Friday, April 28, 2006

 

Say Cheese!

For about two blocks between the White House just west of Ala-Too square in the center of Bishkek east down Prospect Chui to Tsum, from early in the morning until well after dark every day of the week, the north side of the street is littered with photo booths. These aren't the sort of photo booths you might find in a mall or movie theatre with a ratty curtain pulled shut on a teenaged couple canoodling before a mechanized camera. These photo booths are more like public art installations designed by a tourism ministry with a miniscule budget and a fabulous eye for camp.

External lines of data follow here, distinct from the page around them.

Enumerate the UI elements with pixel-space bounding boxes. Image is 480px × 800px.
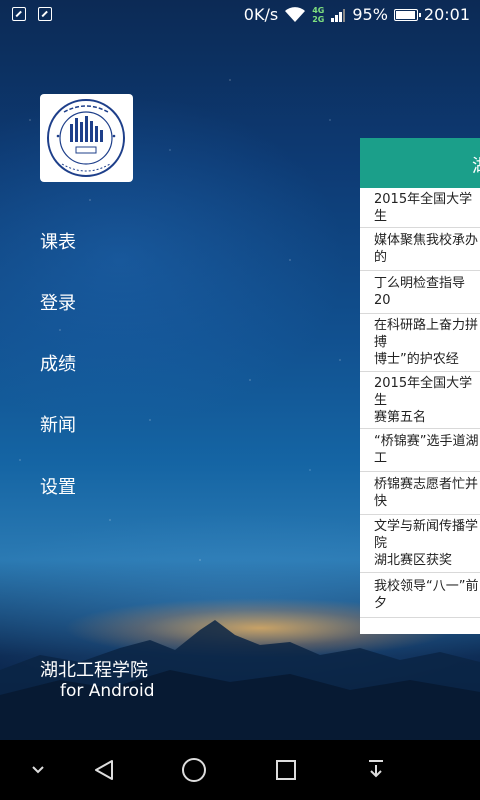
news-item[interactable]: 我校领导“八一”前夕 bbox=[360, 573, 480, 618]
news-header-title: 湖 bbox=[472, 152, 480, 178]
news-item[interactable]: 在科研路上奋力拼搏 博士”的护农经 bbox=[360, 314, 480, 372]
menu-item-settings[interactable]: 设置 bbox=[40, 473, 76, 499]
menu-item-schedule[interactable]: 课表 bbox=[40, 228, 76, 254]
network-type: 4G 2G bbox=[312, 6, 324, 24]
news-item-title: 媒体聚焦我校承办的 bbox=[374, 233, 479, 265]
news-item[interactable]: 桥锦赛志愿者忙并快 bbox=[360, 472, 480, 515]
news-item-title: 我校领导“八一”前夕 bbox=[374, 579, 479, 611]
menu-item-grades[interactable]: 成绩 bbox=[40, 350, 76, 376]
news-item-title: 2015年全国大学生 赛第五名 bbox=[374, 375, 473, 425]
edit-icon bbox=[12, 7, 26, 21]
wifi-icon bbox=[285, 6, 306, 22]
navigation-bar bbox=[0, 740, 480, 800]
signal-icon bbox=[331, 8, 346, 22]
news-item-title: 丁么明检查指导20 bbox=[374, 276, 466, 308]
news-item-title: 桥锦赛志愿者忙并快 bbox=[374, 477, 479, 509]
recents-icon[interactable] bbox=[264, 740, 308, 800]
status-bar: 0K/s 4G 2G 95% 20:01 bbox=[0, 0, 480, 32]
battery-percent: 95% bbox=[352, 5, 388, 24]
news-item[interactable]: “桥锦赛”选手道湖工 bbox=[360, 429, 480, 472]
chevron-down-icon[interactable] bbox=[18, 740, 58, 800]
news-item[interactable]: 丁么明检查指导20 bbox=[360, 271, 480, 314]
battery-icon bbox=[393, 8, 421, 21]
news-item[interactable]: 2015年全国大学生 bbox=[360, 188, 480, 228]
news-item-title: 文学与新闻传播学院 湖北赛区获奖 bbox=[374, 519, 479, 568]
news-header: 湖 bbox=[360, 138, 480, 188]
network-speed: 0K/s bbox=[243, 5, 279, 24]
news-item-title: 2015年全国大学生 bbox=[374, 191, 473, 224]
home-icon[interactable] bbox=[172, 740, 216, 800]
news-panel: 湖 2015年全国大学生 媒体聚焦我校承办的 丁么明检查指导20 在科研路上奋力… bbox=[360, 138, 480, 634]
news-item-title: “桥锦赛”选手道湖工 bbox=[374, 434, 479, 466]
footer-title: 湖北工程学院 bbox=[40, 660, 148, 681]
news-item[interactable]: 2015年全国大学生 赛第五名 bbox=[360, 372, 480, 429]
news-item-title: 在科研路上奋力拼搏 博士”的护农经 bbox=[374, 318, 479, 367]
clock: 20:01 bbox=[423, 5, 470, 24]
menu-item-news[interactable]: 新闻 bbox=[40, 411, 76, 437]
footer-subtitle: for Android bbox=[60, 681, 155, 701]
network-4g-label: 4G bbox=[312, 5, 325, 15]
menu-item-login[interactable]: 登录 bbox=[40, 289, 76, 315]
university-logo bbox=[40, 94, 133, 182]
image-icon bbox=[38, 7, 52, 21]
back-icon[interactable] bbox=[82, 740, 126, 800]
news-item[interactable]: 媒体聚焦我校承办的 bbox=[360, 228, 480, 271]
notification-pull-icon[interactable] bbox=[354, 740, 398, 800]
network-2g-label: 2G bbox=[312, 14, 325, 24]
news-item[interactable]: 文学与新闻传播学院 湖北赛区获奖 bbox=[360, 515, 480, 573]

The thing is though, these booths aren't just for tourists (you're just as likely to see a Kyrgyz family posing as you are tourists, which there aren't too many of in the first place) and they're definitely not governmentally controlled. The booths are run by men (they all seem to be run by men, unlike virtually every other sort of service industry in Bishkek excepting taxis--bazaars, kiosks, restaurants: all women), men with old cameras and an eye for kitsch that could rival John Waters. If only they knew what they were doing was kitschy. There's a certain sincerity to the collections of toy cars, stuffed animals, fake trees, mannequins dressed as Father New Year or a snow leopard, trellises rung with plastic ivy and garland and proclaiming in hand-painted Cyrillic letters "Bishkek 2006" or "Happy New Year" or "Happy Nooruz." There are a number of such set-ups visible in the background in some of the pictures from Nooruz and the winter holidays among our pictures on Flickr (here and here, for instance).

E and I have long wanted a photo booth picture, but have been holding out either for something truly wonderful or for the right mood to strike. On Tuesday we found both. We were walking west on Chui heading from the direction of Tsum back toward the square. We had just come back up from the underground bazaar at the Chui/Moscovskaya intersection and were about halfway to the next corner when I tapped Erin on the shoulder and pointed off to our right.

"That," I said. "We need to do that."

Erin turned her head and gasped. Then, when her faculties were back up to full capacity, she nodded. We moved over to the guy lounging under the umbrella attached to his little stand and asked him how much. The picture ran twenty-five som, which is about sixty cents American, give or take.

Erin nodded and said, "Okay, excellent. We want that." She raised her arm and pointed to the plastic patio furniture sitting in the sun twenty feet away, two chairs flanking a table topped with a tower of plastic flowers and fronted with a couple of seemingly Bedazzled hearts. All of this sat in front of a sign that stood maybe six feet tall bookended by two braying horses, their front hooves at either side of a circular emblem reading "Bishkek 2006" in Russian above a picture of a mountain range, rays of sun, and, due to some brilliant stroke of Dadaist inspiration on the part of its creator, a smiling pink cartoon puppy. Because nothing says Bishkek like a smiling pink cartoon puppy.

"There?" the man asked.

"Most definitely," we replied.

Posin' in the streets
You'll have to excuse the quality of the photo: as our resources are a bit slim here, rather than scan the photo I simply took a picture of it. Glare and a bit of fuzziness ensued. My apologies.